Inaugurée en décembre 2015, la centrale électrique de Matebe fournit actuellement de l’électricité dans plusieurs agglomérations du Nord-Kivu. Le projet financé par la fondation américaine Howard Buffet est censé protéger le Parc national des Virunga de la pression humaine. Le parc est notamment confronté à la coupe des arbres qu’effectue la population riveraine. Cette dernière utilise le bois comme combustible.

En plus de proposer une nouvelle source d’énergie qui protège les ressources du parc, la centrale électrique a permis l’avènement de plusieurs activités pour les habitants de la région.

Des emplois créés

Depuis son lancement, la centrale hydroélectrique de Matebe a généré de nombreux emplois dans la région.

A l’entrée du centre de l’Institut congolais de conservation de la nature (ICCN) à Matebe dans le Parc National des Virunga,  une centaine de jeunes font chaque jour le pied de grue à la recherche d’un travail à faire.

Dans le site, plusieurs activités ont été développées notamment des ateliers de menuiserie, de mécanique ainsi qu’une briqueterie et des travaux d’entretien.

A en croire Josué Duhanvunganyi, chargé de relations publiques et gestion du service client à la centrale de Matebe, 1387 personnes ont des contrats de travail permanents avec le parc des Virunga grâce à ce projet.

«Nous avons 138 agents permanents qui ont des contrats avec Virunga.

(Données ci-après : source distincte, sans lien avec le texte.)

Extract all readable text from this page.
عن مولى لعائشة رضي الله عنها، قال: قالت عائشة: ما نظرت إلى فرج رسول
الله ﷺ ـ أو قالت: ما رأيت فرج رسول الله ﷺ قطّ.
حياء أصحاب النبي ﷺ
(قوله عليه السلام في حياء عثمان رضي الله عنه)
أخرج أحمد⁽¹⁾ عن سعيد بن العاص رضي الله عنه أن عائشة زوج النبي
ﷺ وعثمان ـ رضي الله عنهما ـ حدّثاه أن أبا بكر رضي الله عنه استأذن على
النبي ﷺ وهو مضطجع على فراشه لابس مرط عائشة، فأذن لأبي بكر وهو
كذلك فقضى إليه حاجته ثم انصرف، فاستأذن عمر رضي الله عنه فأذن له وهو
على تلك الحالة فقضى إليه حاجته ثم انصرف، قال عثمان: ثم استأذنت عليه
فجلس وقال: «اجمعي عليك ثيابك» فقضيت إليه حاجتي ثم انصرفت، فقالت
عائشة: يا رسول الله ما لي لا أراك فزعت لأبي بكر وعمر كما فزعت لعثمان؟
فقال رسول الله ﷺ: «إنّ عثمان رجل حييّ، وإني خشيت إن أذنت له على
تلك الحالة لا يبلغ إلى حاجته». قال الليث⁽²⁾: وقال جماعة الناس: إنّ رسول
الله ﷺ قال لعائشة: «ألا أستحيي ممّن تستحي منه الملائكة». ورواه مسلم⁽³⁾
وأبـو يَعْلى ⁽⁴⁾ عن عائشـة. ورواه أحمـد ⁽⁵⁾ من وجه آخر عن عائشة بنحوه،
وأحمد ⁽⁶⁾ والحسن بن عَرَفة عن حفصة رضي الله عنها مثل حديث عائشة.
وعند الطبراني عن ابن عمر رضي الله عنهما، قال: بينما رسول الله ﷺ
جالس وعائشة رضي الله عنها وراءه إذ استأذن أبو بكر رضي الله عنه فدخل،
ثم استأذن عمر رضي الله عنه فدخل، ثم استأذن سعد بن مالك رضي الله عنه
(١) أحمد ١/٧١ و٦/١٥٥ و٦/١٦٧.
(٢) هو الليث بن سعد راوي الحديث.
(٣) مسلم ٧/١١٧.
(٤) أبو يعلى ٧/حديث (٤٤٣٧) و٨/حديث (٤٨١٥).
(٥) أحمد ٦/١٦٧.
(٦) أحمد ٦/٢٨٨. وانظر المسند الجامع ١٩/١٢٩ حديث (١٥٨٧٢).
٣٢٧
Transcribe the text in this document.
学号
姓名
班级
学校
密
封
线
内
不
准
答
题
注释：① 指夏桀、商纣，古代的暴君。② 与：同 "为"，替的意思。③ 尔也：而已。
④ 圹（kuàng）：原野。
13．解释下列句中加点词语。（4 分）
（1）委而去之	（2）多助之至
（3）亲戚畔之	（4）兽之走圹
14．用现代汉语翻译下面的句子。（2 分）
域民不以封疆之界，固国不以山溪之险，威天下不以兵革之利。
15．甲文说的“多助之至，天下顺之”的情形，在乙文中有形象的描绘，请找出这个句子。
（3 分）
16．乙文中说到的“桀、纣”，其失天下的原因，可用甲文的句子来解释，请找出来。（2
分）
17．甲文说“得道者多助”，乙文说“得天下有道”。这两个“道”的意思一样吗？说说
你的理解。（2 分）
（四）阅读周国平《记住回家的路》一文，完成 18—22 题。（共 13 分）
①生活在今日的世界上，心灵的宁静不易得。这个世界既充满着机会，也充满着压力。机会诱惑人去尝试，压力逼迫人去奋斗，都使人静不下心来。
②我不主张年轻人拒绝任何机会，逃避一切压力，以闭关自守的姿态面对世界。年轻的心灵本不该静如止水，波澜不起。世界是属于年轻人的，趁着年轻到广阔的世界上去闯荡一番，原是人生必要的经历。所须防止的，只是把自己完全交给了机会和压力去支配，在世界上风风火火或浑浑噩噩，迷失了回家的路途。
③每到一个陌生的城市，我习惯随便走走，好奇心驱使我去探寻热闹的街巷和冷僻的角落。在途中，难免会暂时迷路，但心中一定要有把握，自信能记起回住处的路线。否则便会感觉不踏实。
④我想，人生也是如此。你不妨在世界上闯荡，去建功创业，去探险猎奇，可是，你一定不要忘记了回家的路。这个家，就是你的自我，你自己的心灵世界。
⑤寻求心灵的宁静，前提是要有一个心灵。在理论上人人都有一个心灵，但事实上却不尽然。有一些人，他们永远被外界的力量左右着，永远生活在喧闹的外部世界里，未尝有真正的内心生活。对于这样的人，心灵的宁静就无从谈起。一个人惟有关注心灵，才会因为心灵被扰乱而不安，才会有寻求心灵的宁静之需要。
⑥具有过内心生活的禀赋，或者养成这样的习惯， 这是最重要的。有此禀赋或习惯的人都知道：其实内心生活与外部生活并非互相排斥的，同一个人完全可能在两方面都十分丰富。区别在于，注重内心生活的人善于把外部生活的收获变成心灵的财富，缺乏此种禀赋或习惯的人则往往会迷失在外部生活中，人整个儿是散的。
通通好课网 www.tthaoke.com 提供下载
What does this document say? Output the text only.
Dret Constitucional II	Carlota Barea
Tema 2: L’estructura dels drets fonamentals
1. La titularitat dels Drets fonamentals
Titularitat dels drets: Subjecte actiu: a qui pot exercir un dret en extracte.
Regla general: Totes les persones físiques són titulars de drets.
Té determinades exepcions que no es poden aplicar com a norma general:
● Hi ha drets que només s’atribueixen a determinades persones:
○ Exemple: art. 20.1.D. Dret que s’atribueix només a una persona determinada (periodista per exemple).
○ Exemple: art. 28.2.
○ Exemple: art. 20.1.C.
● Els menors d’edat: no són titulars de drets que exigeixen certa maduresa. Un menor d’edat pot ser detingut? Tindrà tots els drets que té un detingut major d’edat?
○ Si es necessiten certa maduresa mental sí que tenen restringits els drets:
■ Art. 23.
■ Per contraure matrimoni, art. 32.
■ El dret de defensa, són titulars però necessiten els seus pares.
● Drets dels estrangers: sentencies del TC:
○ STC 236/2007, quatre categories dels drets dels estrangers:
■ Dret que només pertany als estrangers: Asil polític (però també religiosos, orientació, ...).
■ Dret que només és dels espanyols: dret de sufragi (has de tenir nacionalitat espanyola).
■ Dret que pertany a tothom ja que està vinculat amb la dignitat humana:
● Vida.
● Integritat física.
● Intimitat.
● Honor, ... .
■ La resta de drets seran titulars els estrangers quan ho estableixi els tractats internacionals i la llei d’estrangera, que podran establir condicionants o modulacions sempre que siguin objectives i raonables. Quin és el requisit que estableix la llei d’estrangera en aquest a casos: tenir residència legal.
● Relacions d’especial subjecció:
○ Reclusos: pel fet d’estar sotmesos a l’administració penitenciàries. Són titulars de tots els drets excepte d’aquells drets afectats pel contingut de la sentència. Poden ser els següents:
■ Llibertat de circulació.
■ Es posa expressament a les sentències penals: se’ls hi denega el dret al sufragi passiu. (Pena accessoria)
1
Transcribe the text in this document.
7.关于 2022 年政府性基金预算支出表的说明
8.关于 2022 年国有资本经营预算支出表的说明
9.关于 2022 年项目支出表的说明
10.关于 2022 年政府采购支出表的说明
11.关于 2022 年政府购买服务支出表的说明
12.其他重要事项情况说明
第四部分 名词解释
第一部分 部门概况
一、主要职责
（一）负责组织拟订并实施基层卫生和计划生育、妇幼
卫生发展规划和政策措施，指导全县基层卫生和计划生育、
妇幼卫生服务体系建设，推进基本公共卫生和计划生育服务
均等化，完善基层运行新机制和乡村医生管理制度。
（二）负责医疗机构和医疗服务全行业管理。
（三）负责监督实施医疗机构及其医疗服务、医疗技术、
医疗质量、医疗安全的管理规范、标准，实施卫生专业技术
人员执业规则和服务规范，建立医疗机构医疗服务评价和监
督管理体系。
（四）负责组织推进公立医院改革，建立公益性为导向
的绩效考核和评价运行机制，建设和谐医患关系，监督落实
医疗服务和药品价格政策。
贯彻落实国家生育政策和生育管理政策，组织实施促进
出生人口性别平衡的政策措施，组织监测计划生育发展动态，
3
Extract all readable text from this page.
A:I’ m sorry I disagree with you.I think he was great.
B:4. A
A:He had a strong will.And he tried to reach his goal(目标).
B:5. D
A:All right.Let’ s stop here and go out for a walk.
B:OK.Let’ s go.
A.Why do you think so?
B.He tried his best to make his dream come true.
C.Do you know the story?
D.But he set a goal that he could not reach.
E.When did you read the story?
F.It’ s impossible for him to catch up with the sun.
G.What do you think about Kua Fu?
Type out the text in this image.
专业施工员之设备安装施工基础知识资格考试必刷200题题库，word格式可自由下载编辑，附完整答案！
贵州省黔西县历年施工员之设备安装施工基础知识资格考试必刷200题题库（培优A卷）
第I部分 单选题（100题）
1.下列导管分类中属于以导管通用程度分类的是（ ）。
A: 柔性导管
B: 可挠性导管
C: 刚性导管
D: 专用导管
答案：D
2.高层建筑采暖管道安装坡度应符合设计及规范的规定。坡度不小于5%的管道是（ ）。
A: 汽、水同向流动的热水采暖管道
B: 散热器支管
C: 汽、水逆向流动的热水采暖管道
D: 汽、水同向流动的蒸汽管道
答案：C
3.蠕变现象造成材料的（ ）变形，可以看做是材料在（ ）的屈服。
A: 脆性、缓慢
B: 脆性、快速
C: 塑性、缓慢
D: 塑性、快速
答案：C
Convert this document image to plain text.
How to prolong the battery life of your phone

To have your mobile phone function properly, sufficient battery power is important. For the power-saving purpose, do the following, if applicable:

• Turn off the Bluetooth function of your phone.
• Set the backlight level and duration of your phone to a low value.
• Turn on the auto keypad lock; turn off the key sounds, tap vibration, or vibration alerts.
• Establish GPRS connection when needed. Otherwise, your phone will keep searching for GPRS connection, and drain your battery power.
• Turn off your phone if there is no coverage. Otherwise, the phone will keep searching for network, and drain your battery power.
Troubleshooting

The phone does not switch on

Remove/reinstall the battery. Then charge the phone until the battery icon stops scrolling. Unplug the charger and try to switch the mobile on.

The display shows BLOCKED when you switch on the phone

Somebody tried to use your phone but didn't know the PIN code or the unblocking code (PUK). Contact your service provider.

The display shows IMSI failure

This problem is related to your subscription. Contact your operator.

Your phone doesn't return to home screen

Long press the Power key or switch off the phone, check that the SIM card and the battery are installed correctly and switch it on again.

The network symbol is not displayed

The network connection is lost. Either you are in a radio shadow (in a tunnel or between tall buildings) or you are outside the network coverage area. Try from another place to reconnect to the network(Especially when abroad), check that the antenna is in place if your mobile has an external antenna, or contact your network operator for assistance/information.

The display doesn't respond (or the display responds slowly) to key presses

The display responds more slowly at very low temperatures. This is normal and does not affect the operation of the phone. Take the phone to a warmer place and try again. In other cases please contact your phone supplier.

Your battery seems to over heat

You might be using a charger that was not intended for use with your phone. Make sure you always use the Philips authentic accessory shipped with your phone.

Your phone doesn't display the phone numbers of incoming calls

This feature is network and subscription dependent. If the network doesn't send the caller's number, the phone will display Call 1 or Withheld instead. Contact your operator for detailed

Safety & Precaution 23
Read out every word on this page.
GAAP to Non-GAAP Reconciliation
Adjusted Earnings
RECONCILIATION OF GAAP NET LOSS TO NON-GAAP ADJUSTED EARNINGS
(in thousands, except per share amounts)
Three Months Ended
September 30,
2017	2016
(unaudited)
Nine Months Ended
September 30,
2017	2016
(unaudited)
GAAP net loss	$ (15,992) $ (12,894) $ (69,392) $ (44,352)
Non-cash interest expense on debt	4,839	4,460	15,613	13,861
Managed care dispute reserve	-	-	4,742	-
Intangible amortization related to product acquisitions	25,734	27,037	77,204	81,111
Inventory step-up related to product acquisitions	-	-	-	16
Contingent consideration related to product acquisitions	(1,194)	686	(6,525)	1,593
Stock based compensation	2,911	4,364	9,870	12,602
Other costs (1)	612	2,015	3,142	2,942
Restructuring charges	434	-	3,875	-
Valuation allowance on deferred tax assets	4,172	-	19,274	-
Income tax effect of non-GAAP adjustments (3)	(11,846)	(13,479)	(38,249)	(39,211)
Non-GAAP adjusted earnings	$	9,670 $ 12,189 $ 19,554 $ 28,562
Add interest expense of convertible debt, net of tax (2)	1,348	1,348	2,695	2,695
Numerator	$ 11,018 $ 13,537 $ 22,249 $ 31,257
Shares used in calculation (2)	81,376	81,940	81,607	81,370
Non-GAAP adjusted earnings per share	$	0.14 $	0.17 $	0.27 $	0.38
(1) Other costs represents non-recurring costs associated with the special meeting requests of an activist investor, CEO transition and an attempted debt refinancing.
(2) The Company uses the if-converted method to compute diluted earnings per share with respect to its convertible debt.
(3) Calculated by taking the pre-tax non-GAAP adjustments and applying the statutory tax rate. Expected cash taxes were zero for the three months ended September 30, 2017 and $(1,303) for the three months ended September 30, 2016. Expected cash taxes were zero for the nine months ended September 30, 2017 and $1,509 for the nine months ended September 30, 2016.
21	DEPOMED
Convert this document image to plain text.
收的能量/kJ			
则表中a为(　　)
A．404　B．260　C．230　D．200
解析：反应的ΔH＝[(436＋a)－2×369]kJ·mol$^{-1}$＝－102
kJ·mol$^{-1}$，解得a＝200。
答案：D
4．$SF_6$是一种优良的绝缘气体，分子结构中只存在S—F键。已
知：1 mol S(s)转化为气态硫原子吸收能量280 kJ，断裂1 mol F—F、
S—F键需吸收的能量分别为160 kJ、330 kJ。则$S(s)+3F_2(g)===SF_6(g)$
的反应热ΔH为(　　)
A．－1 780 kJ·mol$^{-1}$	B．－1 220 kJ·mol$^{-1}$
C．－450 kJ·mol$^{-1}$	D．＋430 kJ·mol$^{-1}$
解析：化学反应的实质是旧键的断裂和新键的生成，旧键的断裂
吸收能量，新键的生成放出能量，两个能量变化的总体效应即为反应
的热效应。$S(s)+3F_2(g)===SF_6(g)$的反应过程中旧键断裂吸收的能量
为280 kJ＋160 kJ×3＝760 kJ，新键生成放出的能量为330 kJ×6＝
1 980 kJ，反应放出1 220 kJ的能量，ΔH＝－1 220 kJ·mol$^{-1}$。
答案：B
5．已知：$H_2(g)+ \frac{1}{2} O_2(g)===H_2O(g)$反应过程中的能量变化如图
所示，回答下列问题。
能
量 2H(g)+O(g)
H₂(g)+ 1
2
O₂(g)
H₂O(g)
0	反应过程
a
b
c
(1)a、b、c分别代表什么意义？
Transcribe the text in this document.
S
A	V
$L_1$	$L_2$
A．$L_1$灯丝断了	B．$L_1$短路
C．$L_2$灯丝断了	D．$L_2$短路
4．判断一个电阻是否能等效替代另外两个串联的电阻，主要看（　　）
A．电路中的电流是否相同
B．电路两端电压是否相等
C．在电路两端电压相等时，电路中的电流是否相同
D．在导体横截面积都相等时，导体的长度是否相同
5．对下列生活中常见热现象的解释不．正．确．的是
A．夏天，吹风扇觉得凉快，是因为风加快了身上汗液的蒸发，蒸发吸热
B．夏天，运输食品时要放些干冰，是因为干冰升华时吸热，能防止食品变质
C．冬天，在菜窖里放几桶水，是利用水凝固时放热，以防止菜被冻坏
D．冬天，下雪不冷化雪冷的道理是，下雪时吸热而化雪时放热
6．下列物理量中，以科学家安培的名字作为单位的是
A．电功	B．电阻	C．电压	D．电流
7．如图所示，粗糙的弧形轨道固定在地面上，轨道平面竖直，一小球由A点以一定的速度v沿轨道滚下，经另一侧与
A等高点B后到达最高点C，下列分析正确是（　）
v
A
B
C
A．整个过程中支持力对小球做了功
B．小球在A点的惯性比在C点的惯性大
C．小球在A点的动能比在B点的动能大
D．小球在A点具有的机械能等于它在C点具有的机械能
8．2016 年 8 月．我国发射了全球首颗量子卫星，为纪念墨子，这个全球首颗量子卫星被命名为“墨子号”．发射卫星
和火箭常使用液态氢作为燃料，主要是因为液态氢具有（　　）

Il y a des journaliers qui nous sont fournis par la chefferie de Bwisha qui peuvent atteindre en moyenne chaque mois [le nombre de] 500. Sur le plan social, cela a un impact», note-t-il.

Josué Duhanvunganyi explique le projet Matebe a aussi permis une amélioration de l’habitat. Les habitations sont désormais construites en matériaux durables.

Réduction du braconnage

Les activités générées par la centrale ont-elles permis de réduire le braconnage dans le parc ? C’est en tout cas ce que pense le conservateur Innocent Mburanumwe, chef de site adjoint du Parc des Virunga.

Au moins 80 braconniers et coupeurs de route se seraient rendus à l’ICCN au cours des trois derniers mois. Ils auraient décidé d’abandonner le braconnage.

«Ils se sont rendus suite aux œuvres que nous avons faites aux alentours de Mikeno, en nous disant qu’ils sont sensiblement motivés. Ils ont déclaré qu’ils ne feront plus cette activité de braconnage. Il y a eu une grande réduction de braconnage dans le secteur Mikeno», témoigne Innocent Mburanumwe.

Electricité

Le courant produit par la centrale de Matebe est déjà distribué dans les groupements de Kisigari et Rugari ainsi que dans les cités de Rutshuru et Kiwanja. Une nouvelle ligne est tirée vers la ville de Goma, la capitale provinciale, où un peu plus de 5 mégawatts doivent être écoulés.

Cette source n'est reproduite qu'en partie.